CHATHAM, N.Y. — Like so many traditional events in 2020, the FilmColumbia Festival was lost to the pandemic. It returns this month, however, essentially picking up where it left off.
The 22nd FilmColumbia Festival at the Crandell Theatre will offer its trademark collection of movies that have made a splash at festivals around the nation and world this year, some of which will be heard from again when awards season arrives in a couple of months. The festival will screen just under 40 films from Oct. 22 to 31.
The festival gets underway 4:30 p.m., Friday, Oct. 22, with the co-winner of the Grand Prix at the prestigious Cannes Film Festival, “Compartment Number 6.”
It puts a vodka-swilling Russian and a heartbroken Finnish student recovering from a love affair together in a tiny sleeper car. At 7:30, popular Spanish director Pedro Almodovar’s latest film, “Parallel Mothers,” takes the screen, with Almodovar muse Penelope Cruz and Milena Smit as two women who meet in a Madrid maternity ward and become single mothers on the same day.
A coup for the Crandell is “The French Dispatch,” the latest from director Wes Anderson, whose quirky, mannered and dryly funny films are a genre in themselves. A collection of stories about the final issue of an American magazine published in France, the film stars actors from the Anderson ensemble, among them Bill Murray, Adrien Brody and Tilda Swinton, along with Frances McDormand and Timothee Chalamet who, like many stars, have surely been lobbying for an opportunity to do an Anderson movie.

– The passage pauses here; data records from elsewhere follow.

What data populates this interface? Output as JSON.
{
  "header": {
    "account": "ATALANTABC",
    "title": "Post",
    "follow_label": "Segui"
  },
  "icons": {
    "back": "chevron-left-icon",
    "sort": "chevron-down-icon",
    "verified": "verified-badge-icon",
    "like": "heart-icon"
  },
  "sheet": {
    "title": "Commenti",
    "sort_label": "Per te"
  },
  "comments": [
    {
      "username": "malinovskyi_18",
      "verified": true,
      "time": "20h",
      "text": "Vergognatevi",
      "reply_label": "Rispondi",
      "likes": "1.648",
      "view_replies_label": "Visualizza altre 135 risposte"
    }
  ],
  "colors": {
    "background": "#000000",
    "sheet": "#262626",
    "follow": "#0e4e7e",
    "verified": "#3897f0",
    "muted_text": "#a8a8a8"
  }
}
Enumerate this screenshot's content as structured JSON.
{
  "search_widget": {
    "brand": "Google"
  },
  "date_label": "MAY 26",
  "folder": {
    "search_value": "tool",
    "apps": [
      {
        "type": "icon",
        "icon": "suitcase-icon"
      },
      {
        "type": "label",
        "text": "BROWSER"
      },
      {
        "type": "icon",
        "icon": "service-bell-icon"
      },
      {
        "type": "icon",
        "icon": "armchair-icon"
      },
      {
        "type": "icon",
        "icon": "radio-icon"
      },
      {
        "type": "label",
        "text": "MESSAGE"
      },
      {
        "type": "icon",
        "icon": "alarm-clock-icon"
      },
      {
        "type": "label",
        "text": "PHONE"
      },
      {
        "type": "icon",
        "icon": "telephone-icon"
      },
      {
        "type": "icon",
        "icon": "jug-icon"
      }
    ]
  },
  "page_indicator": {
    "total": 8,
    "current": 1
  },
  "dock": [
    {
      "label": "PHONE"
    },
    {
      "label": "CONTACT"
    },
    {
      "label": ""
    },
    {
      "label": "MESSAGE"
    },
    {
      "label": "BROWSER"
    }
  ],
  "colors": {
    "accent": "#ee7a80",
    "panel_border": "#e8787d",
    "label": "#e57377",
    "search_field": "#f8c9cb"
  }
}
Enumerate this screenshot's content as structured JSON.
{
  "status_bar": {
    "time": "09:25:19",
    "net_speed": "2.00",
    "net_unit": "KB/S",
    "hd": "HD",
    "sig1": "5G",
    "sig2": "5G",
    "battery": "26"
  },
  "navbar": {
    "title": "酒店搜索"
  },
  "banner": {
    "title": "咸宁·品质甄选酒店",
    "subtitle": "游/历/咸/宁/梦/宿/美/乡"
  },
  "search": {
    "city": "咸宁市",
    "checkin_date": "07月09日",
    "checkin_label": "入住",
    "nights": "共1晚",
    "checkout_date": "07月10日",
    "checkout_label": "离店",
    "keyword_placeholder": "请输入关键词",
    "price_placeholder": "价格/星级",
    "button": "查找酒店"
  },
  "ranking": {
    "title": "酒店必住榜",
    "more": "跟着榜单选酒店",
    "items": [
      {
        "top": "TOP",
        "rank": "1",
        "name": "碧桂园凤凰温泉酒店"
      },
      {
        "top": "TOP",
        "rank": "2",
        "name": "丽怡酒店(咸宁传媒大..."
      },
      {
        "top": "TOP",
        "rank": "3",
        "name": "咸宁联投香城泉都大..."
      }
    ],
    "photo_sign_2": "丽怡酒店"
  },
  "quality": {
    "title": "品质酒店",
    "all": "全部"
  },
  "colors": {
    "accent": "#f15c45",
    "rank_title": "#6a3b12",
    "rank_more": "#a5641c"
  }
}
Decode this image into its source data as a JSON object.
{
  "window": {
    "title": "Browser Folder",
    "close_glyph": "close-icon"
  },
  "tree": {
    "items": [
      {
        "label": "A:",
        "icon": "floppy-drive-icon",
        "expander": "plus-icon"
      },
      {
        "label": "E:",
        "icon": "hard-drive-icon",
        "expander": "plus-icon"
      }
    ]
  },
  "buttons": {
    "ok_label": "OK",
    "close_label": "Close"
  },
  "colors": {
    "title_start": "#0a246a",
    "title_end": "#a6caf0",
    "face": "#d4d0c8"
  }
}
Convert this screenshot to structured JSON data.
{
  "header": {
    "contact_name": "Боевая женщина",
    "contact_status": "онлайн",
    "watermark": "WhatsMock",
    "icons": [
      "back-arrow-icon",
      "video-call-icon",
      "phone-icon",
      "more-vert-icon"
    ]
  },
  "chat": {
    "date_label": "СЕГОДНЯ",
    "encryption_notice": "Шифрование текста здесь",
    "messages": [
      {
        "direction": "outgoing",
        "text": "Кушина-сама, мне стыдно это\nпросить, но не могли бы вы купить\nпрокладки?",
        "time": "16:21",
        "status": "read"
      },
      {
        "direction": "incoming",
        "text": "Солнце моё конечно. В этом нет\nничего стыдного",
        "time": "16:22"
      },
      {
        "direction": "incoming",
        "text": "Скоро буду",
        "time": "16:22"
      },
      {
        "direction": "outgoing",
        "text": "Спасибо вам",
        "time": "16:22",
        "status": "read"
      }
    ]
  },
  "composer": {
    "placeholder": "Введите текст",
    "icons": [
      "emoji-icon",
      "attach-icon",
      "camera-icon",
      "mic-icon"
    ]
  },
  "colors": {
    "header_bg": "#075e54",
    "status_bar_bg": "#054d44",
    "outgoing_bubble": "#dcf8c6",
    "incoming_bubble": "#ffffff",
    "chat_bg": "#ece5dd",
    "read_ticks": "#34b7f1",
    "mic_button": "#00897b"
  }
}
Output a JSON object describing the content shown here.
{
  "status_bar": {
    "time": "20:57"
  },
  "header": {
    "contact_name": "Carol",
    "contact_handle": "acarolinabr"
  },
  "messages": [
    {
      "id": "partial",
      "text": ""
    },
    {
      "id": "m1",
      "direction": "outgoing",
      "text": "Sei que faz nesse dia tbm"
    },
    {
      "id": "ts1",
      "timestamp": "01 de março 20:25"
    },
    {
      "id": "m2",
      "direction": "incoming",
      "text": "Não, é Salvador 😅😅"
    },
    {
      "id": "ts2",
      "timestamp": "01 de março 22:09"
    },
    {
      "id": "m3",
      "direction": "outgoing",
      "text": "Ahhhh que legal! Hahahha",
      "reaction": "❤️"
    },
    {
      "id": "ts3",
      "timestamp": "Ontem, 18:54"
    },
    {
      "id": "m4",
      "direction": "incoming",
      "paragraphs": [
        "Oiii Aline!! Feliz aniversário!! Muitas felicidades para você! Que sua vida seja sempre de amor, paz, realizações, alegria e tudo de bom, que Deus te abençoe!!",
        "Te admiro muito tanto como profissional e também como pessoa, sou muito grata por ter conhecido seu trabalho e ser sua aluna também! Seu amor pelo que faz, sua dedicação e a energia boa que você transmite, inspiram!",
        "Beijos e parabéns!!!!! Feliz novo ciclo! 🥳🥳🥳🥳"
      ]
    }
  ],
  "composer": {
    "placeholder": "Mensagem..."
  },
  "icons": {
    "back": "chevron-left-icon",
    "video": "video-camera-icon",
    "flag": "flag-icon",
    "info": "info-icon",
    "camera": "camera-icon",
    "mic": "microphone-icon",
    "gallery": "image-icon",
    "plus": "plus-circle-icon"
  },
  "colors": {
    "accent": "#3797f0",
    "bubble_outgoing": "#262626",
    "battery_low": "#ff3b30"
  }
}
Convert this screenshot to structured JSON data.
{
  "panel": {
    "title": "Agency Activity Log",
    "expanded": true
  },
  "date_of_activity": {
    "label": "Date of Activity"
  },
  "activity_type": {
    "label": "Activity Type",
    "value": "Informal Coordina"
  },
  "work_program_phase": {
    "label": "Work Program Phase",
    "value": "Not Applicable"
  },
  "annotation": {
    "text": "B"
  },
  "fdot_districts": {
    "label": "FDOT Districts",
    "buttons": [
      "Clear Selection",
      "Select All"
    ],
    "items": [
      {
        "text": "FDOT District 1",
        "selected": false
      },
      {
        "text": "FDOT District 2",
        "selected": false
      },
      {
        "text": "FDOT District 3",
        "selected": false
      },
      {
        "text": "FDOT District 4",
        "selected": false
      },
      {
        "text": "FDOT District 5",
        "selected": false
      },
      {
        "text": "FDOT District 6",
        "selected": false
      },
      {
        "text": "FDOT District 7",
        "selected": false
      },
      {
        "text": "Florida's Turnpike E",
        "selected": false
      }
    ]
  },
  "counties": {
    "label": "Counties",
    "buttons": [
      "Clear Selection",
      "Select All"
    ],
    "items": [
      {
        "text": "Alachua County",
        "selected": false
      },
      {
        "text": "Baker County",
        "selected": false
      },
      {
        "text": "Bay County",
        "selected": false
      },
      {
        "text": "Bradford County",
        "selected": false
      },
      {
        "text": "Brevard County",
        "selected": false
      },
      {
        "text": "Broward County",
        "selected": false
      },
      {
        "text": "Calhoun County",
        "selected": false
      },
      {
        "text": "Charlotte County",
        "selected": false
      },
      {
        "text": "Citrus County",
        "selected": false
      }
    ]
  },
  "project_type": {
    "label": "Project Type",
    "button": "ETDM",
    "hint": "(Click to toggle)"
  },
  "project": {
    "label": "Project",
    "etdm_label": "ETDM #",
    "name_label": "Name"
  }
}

A maid in post-World War I England plots to meet with her lover before he marries another woman in “Mothering Sunday,” another film with an impressive cast. It features Odessa Young, Josh O’Connor (Prince Charles in “The Crown”), Oscar winner Olivia Colman (Queen Elizabeth in “The Crown”) and Glenda Jackson.
Adapted from a Tony Award-winning play, “The Humans” gathers three generations of a family at Thanksgiving where hidden fears and secrets emerge as night falls. Richard Jenkins, Steven Yuen and Amy Schumer are part of an eclectic cast. A journalist (Joaquin Phoenix) travels cross-country with his young nephew in “C’mon, C’mon,” which is the first role for Phoenix since he won the Best Actor Oscar for “Joker.”
Along with feature films, FilmColumbia boasts an impressive collection of documentaries. “The Rescue” chronicles the effort to save 12 members of a boys’ soccer team and their coach from a flooded cave in Thailand. The 2018 rescue captivated the world and the movie’s trailer itself is harrowing. The filmmakers, E. Vasarhelji and Jimmy Chin, won the best documentary Oscar for “Free Solo” and could win again. The film’s editor, Columbia County resident Bob Eisenhardt, will take part in a question-and-answer session, one of several Q&A’s scheduled for the festival.
“Bernstein’s Wall” employs decades of film interviews, TV appearances, concert footage and home movies to create a portrait of the complex composer and conductor Leonard Bernstein, a presence at Tanglewood during his many years with the Boston Symphony Orchestra.
Julie Cohen and Betsy West, who created the acclaimed documentary “RBG,” offer “Julia,” a comprehensive look at Julia Child, who beginning in her 50s, gave people a new appreciation of food through her books and TV shows.
“Who We Are: A Chronicle of Racism In America,” uses interviews and news footage to explore racism from post-World War II America to the modern day. The winner of the Documentary Audience Award at the South By Southwest Festival, it is directed by Emily and Sarah Kunstler, whose father, William, was a renowned lawyer and civil rights activist who defended the Chicago Seven.
The festival is curated by co-artistic directors Peter Biskind, an author and film historian, and Laurence Kardish, senior curator emeritus for film and media at New York’s Museum of Modern Art. Film-goers must wear masks and provide proof of vaccination.